Tuesday, August 10, 2010

Overheard in the Lunch Room

I have the distinct honor of sitting next to the lunch room, so I get to overhear more things than I ever would like to.  Today I had the honor of hearing one of the classier ladies in the office say (edited for those in the audience who may be young or pregnant) "Somebody is gonna kick the **** out of his *** one day."  I didn't know that she knew how to swear, but she proved to me that she can talk trash with the trashiest of the trash mouths.  I have started to refer to her as "Trash-Mouth" and she hasn't punched me in the teeth yet, so that's a plus.  This reminded me of one of my favorite activities as a youth, looking up dirty words in the dictionary and being generally confused by the results


So while kicking the noun to defecate out of somebody's noun donkey doesn't sound nearly as bad and doesn't have the same ring to it, it will confuse most seven year olds, and that confusion might be worth it if you don't want to have to cover those younger ears when ever you want to talk about You-Know-Who.  But before you go out and start talking about defecate, donkeys, and female dogs maybe you should just go wash your mouth out with 72 bars of soap.

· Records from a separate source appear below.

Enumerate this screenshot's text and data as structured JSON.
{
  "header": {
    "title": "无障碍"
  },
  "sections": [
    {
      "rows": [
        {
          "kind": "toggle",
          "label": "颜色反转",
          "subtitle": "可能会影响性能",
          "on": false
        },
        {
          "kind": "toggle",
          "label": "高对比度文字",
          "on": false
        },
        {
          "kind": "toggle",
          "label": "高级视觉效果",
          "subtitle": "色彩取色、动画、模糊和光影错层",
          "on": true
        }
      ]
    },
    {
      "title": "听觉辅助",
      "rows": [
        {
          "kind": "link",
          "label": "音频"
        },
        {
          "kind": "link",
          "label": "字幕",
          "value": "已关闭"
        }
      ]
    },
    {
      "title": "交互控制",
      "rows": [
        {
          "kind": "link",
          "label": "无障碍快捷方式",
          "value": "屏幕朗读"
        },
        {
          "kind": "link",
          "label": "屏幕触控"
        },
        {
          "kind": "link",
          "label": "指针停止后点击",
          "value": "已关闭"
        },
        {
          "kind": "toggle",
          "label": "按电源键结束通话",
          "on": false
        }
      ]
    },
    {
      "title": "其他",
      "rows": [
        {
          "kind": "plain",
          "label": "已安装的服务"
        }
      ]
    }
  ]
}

Speaking of things that young kids do with a dictionary my favorite prank was to tell people that they needed to go look up "handsome", "polite", or "clean" in the dictionary because they would find their picture next to the listing.  To properly prepare for this gag you do need to put your best seven year old art skills to the test to create a proper likeness of your prank target that would look like the popular presidential portraits and remember to label if your artistry isn't up to par.  I found that post-it notes work well for this prank because you can attach them to the page and the adhesive won't tear the page or leave smudges when they need to be removed.  Granted, I didn't put the post-its next to those specific words and nobody actually would look up those words I did tell them to look up, but it is the though that counts.